In 2009, when she was 16, she arrived to study violin at the Shanghai Conservatory of Music after winning a scholarship.
In early 2017, just before she obtained her master's from the conservatory and was due to return to Armenia, the Chinese government introduced a program for international students to obtain work permits after graduation. Previously, such students had to have a minimum of two years' work experience outside China before they could apply for a visa.
After she graduated, Poghosyan decided to remain in China, landing a job with the Shanghai Symphony Orchestra. Now working as assistant to Zhou Ping, the orchestra's president, she is the ensemble's first non-Chinese management employee.

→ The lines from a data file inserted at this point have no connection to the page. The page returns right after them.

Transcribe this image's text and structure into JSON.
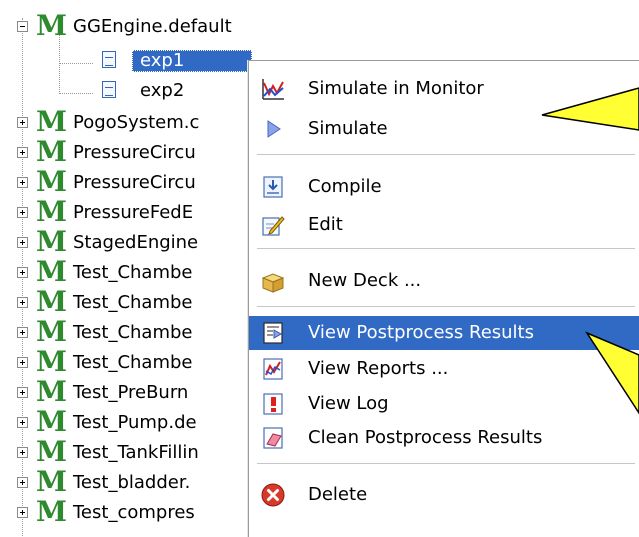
{
  "tree": {
    "rows": [
      {
        "label": "GGEngine.default",
        "type": "model",
        "expander": "minus"
      },
      {
        "label": "exp1",
        "type": "doc",
        "selected": true
      },
      {
        "label": "exp2",
        "type": "doc"
      },
      {
        "label": "PogoSystem.c",
        "type": "model",
        "expander": "plus"
      },
      {
        "label": "PressureCircu",
        "type": "model",
        "expander": "plus"
      },
      {
        "label": "PressureCircu",
        "type": "model",
        "expander": "plus"
      },
      {
        "label": "PressureFedE",
        "type": "model",
        "expander": "plus"
      },
      {
        "label": "StagedEngine",
        "type": "model",
        "expander": "plus"
      },
      {
        "label": "Test_Chambe",
        "type": "model",
        "expander": "plus"
      },
      {
        "label": "Test_Chambe",
        "type": "model",
        "expander": "plus"
      },
      {
        "label": "Test_Chambe",
        "type": "model",
        "expander": "plus"
      },
      {
        "label": "Test_Chambe",
        "type": "model",
        "expander": "plus"
      },
      {
        "label": "Test_PreBurn",
        "type": "model",
        "expander": "plus"
      },
      {
        "label": "Test_Pump.de",
        "type": "model",
        "expander": "plus"
      },
      {
        "label": "Test_TankFillin",
        "type": "model",
        "expander": "plus"
      },
      {
        "label": "Test_bladder.",
        "type": "model",
        "expander": "plus"
      },
      {
        "label": "Test_compres",
        "type": "model",
        "expander": "plus"
      }
    ],
    "model_glyph": "M"
  },
  "menu": {
    "items": [
      {
        "label": "Simulate in Monitor",
        "icon": "monitor-chart-icon"
      },
      {
        "label": "Simulate",
        "icon": "play-triangle-icon"
      },
      {
        "label": "Compile",
        "icon": "compile-icon"
      },
      {
        "label": "Edit",
        "icon": "edit-pencil-icon"
      },
      {
        "label": "New Deck ...",
        "icon": "deck-box-icon"
      },
      {
        "label": "View Postprocess Results",
        "icon": "view-results-icon",
        "highlighted": true
      },
      {
        "label": "View Reports ...",
        "icon": "reports-icon"
      },
      {
        "label": "View Log",
        "icon": "log-icon"
      },
      {
        "label": "Clean Postprocess Results",
        "icon": "clean-results-icon"
      },
      {
        "label": "Delete",
        "icon": "delete-icon"
      }
    ]
  },
  "colors": {
    "selection": "#316ac5",
    "model_green": "#2f8a2f",
    "callout_yellow": "#ffff33"
  }
}
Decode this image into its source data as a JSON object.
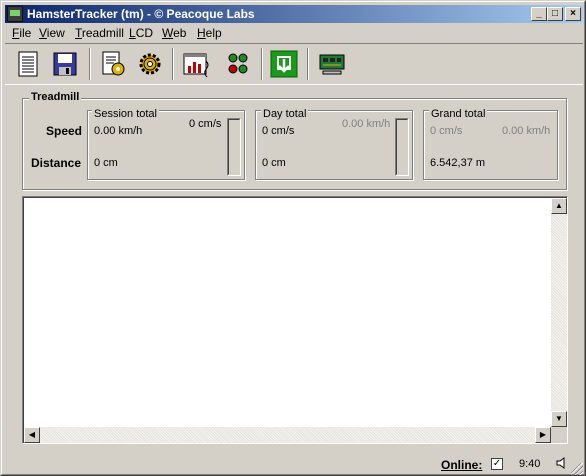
{
  "window": {
    "title": "HamsterTracker (tm) - © Peacoque Labs",
    "controls": {
      "minimize": "_",
      "maximize": "□",
      "close": "×"
    }
  },
  "menu": [
    {
      "pre": "",
      "key": "F",
      "post": "ile"
    },
    {
      "pre": "",
      "key": "V",
      "post": "iew"
    },
    {
      "pre": "",
      "key": "T",
      "post": "readmill"
    },
    {
      "pre": "",
      "key": "L",
      "post": "CD"
    },
    {
      "pre": "",
      "key": "W",
      "post": "eb"
    },
    {
      "pre": "",
      "key": "H",
      "post": "elp"
    }
  ],
  "toolbar": {
    "icons": [
      "report-icon",
      "save-icon",
      "settings-document-icon",
      "gear-icon",
      "chart-window-icon",
      "dots-icon",
      "download-icon",
      "circuit-board-icon"
    ]
  },
  "treadmill": {
    "label": "Treadmill",
    "rows": {
      "speed": "Speed",
      "distance": "Distance"
    },
    "session": {
      "label": "Session total",
      "speed_cms": "0 cm/s",
      "speed_kmh": "0.00 km/h",
      "distance": "0 cm"
    },
    "day": {
      "label": "Day total",
      "speed_kmh": "0.00 km/h",
      "speed_cms": "0 cm/s",
      "distance": "0 cm"
    },
    "grand": {
      "label": "Grand total",
      "speed_cms": "0 cm/s",
      "speed_kmh": "0.00 km/h",
      "distance": "6.542,37 m"
    }
  },
  "status": {
    "online_label": "Online:",
    "online_checked": "✓",
    "time": "9:40"
  },
  "colors": {
    "title_start": "#0a246a",
    "title_end": "#a6caf0",
    "face": "#d4d0c8"
  }
}
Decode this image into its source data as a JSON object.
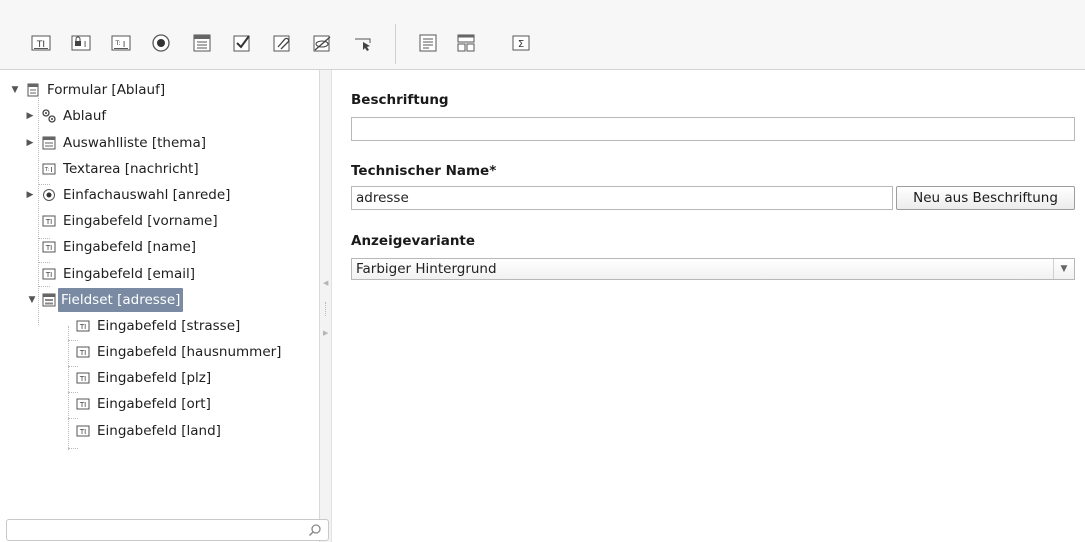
{
  "toolbar": {
    "buttons": [
      {
        "icon": "textfield-icon"
      },
      {
        "icon": "password-field-icon"
      },
      {
        "icon": "textarea-icon"
      },
      {
        "icon": "radio-button-icon"
      },
      {
        "icon": "select-list-icon"
      },
      {
        "icon": "checkbox-icon"
      },
      {
        "icon": "attachment-icon"
      },
      {
        "icon": "hidden-field-icon"
      },
      {
        "icon": "submit-button-icon"
      },
      {
        "icon": "text-block-icon"
      },
      {
        "icon": "fieldset-icon"
      },
      {
        "icon": "sum-icon"
      }
    ]
  },
  "tree": {
    "items": [
      {
        "label": "Formular [Ablauf]",
        "icon": "form-icon"
      },
      {
        "label": "Ablauf",
        "icon": "workflow-icon"
      },
      {
        "label": "Auswahlliste [thema]",
        "icon": "select-list-icon"
      },
      {
        "label": "Textarea [nachricht]",
        "icon": "textarea-icon"
      },
      {
        "label": "Einfachauswahl [anrede]",
        "icon": "radio-button-icon"
      },
      {
        "label": "Eingabefeld [vorname]",
        "icon": "textfield-icon"
      },
      {
        "label": "Eingabefeld [name]",
        "icon": "textfield-icon"
      },
      {
        "label": "Eingabefeld [email]",
        "icon": "textfield-icon"
      },
      {
        "label": "Fieldset [adresse]",
        "icon": "fieldset-icon"
      },
      {
        "label": "Eingabefeld [strasse]",
        "icon": "textfield-icon"
      },
      {
        "label": "Eingabefeld [hausnummer]",
        "icon": "textfield-icon"
      },
      {
        "label": "Eingabefeld [plz]",
        "icon": "textfield-icon"
      },
      {
        "label": "Eingabefeld [ort]",
        "icon": "textfield-icon"
      },
      {
        "label": "Eingabefeld [land]",
        "icon": "textfield-icon"
      }
    ],
    "selected": "Fieldset [adresse]"
  },
  "search": {
    "value": "",
    "icon": "search-icon"
  },
  "properties": {
    "beschriftung_label": "Beschriftung",
    "beschriftung_value": "",
    "technischer_name_label": "Technischer Name*",
    "technischer_name_value": "adresse",
    "neu_button_label": "Neu aus Beschriftung",
    "anzeigevariante_label": "Anzeigevariante",
    "anzeigevariante_value": "Farbiger Hintergrund"
  },
  "colors": {
    "selection": "#7a8aa3",
    "toolbar_bg": "#f7f7f7"
  }
}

"Working and living in China has been an interesting journey. I came here to study music, but I never expected to find a job and live here," said Poghosyan, 28, who was born and raised in Yerevan, the Armenian capital. She added that the history of exchanges between China and Armenia can be traced to the ancient Silk Road.
After moving to Shanghai, she was given the name Xing Xing by her Chinese teacher, which translates as "star".